Abstract

Non-Hodgkin's lymphoma (peripheral T cell, unspecified, clinical stage IIIEA) was diagnosed in a 54-year-old male. He was treated weekly with chemotherapy consisting of pirarubicin hydrochloride, cyclophosphamide, methotrexate, vincristine sulfate, etoposide, and prednisolone. After 6 weeks of treatment in a state of partial remission, he exhibited sudden dyspnea, chest pain, fever, and drowsiness. The patient had received 100 microg/day of granulocyte colony stimulating factor (G-CSF) for 6 days before the onset. Laboratory data showed an elevated lactate dehydrogenase (LDH) level, leukoerythroblastosis in the peripheral blood, and no decrease in the serum haptoglobin level. There were no findings of acute myocardial infarction or pulmonary thromboembolism. Bone marrow specimen showed the characteristic features of necrosis without any signs of the involvement of lymphoma cells. No indications of infections were found. This patient was diagnosed as having bone marrow necrosis (BMN) during the recovery phase of bone marrow with G-CSF treatment after chemotherapy for malignant lymphoma.

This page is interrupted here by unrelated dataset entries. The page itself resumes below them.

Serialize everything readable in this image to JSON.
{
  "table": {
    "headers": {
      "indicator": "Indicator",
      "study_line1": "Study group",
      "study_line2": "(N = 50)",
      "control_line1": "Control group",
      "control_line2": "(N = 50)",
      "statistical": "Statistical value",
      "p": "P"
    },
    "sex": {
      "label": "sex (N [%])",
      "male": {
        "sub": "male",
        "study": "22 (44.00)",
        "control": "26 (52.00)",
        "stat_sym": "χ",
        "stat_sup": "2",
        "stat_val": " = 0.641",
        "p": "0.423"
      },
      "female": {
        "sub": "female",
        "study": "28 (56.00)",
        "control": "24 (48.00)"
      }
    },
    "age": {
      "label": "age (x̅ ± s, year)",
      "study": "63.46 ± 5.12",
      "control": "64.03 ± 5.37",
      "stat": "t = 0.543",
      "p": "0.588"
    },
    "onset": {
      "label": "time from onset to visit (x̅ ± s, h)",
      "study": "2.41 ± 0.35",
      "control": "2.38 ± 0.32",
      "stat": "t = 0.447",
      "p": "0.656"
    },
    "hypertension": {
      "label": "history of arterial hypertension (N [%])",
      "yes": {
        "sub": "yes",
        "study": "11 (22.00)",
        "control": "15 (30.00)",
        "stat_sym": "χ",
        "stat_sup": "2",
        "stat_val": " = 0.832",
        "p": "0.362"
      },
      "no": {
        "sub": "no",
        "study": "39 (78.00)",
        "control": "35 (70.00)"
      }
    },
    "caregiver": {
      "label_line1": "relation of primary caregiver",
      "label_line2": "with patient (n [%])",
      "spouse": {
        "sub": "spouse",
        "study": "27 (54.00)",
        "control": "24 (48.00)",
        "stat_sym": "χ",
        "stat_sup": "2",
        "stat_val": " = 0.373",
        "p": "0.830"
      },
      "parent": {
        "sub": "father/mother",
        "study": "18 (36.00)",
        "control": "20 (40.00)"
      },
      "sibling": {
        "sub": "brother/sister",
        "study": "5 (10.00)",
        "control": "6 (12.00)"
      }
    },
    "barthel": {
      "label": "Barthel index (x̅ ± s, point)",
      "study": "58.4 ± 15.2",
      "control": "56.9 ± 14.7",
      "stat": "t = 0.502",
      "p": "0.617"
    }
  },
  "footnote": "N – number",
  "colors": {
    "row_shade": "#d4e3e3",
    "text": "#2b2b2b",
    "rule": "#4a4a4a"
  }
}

After conservative therapy, inhalation of oxygen and stopping the administration of G-CSF, all clinical symptoms subsided except that the elevation of LDH continued for 1 month. The plasma level of tumor necrosis factor-alpha (TNF-alpha) was high just after the onset of BMN. The thrombomodulin (TM) level was high just before the onset of BMN and continued to be high for 2 weeks. Cross-linked fibrin degradation products (D-dimer) were also high just after the onset of BMN and continued to be high for 3 weeks after the onset. Although dyspnea is a rare symptom of BMN, it is important to rule out in BMN during the recovery phase of bone marrow with G-CSF treatment after chemotherapy for malignant lymphoma. Activated neutrophils in the small vessels of the lung by G-CSF and microthrombi, suggested by the elevation of D-dimer, may participate in the onset of dyspnea, which is a rare symptom of the onset of BMN.